Inductive acceleration of UHECRs in sheared relativistic jets

(Abridged)Relativistic outflows carrying large scale magnetic fields have large inductive potential and may accelerate protons to ultra high energies. We discuss a novel scheme of Ultra-High Energy Cosmic Ray (UHECR) acceleration due to drifts in magnetized, cylindrically collimated, sheared jets of powerful active galaxies (with jet luminosity $\geq 10^{46}$ erg s$^{-1}$). We point out that a positively charged particle carried by such a plasma is in an unstable equilibrium if ${\bf B} \cdot \nabla \times {\bf v}< 0$, so that kinetic drift along the velocity shear would lead to fast, {\it regular} energy gain.

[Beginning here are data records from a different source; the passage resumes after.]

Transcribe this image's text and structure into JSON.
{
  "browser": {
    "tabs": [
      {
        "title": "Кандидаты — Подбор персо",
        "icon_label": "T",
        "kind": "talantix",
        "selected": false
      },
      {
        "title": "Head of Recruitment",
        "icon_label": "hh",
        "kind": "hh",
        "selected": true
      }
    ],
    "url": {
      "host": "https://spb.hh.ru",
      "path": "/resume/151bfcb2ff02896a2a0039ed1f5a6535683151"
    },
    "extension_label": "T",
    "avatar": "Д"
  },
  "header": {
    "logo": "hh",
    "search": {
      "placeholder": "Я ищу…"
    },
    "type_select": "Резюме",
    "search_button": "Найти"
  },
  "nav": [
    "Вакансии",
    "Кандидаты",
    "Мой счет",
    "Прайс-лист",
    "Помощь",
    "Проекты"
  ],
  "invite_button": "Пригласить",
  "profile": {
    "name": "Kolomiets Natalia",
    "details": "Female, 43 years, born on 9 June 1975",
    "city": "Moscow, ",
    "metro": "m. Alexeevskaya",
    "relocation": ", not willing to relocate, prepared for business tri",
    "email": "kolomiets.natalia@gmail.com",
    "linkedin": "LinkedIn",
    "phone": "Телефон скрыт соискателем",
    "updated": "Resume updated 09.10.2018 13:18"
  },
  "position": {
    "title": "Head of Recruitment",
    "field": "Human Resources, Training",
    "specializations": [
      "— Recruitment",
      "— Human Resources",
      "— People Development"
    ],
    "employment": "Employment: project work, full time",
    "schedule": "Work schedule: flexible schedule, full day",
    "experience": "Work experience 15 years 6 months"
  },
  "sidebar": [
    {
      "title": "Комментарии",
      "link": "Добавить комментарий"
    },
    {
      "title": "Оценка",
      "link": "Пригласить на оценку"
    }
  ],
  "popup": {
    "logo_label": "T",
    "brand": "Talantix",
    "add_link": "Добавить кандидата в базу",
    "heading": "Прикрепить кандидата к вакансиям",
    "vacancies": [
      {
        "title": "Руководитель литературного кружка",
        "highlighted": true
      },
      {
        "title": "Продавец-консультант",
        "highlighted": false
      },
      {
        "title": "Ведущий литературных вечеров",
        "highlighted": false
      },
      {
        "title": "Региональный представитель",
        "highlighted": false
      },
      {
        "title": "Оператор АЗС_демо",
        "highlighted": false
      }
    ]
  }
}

We show that if a seed of pre-accelerated particles with energy below the ankle $\leq 10^{18}$ eV is present, these particles can be boosted to energies above $ 10^{19}$ eV. A key feature of the mechanism is that the highest rigidity particles are accelerated most efficiently implying the dominance of light nuclei for energies above the ankle in our model: from a mixed population of pre-accelerated particle the drift mechanism picks up and boosts protons preferably. In addition, after a particle traversed large fraction of the available potential, its Larmor radius becomes of the order of the jet thickness. In this case, {\it the maximum possible acceleration rate of inverse relativistic gyro-frequency is achieved} and a particle finally become unconfined and leave the jet.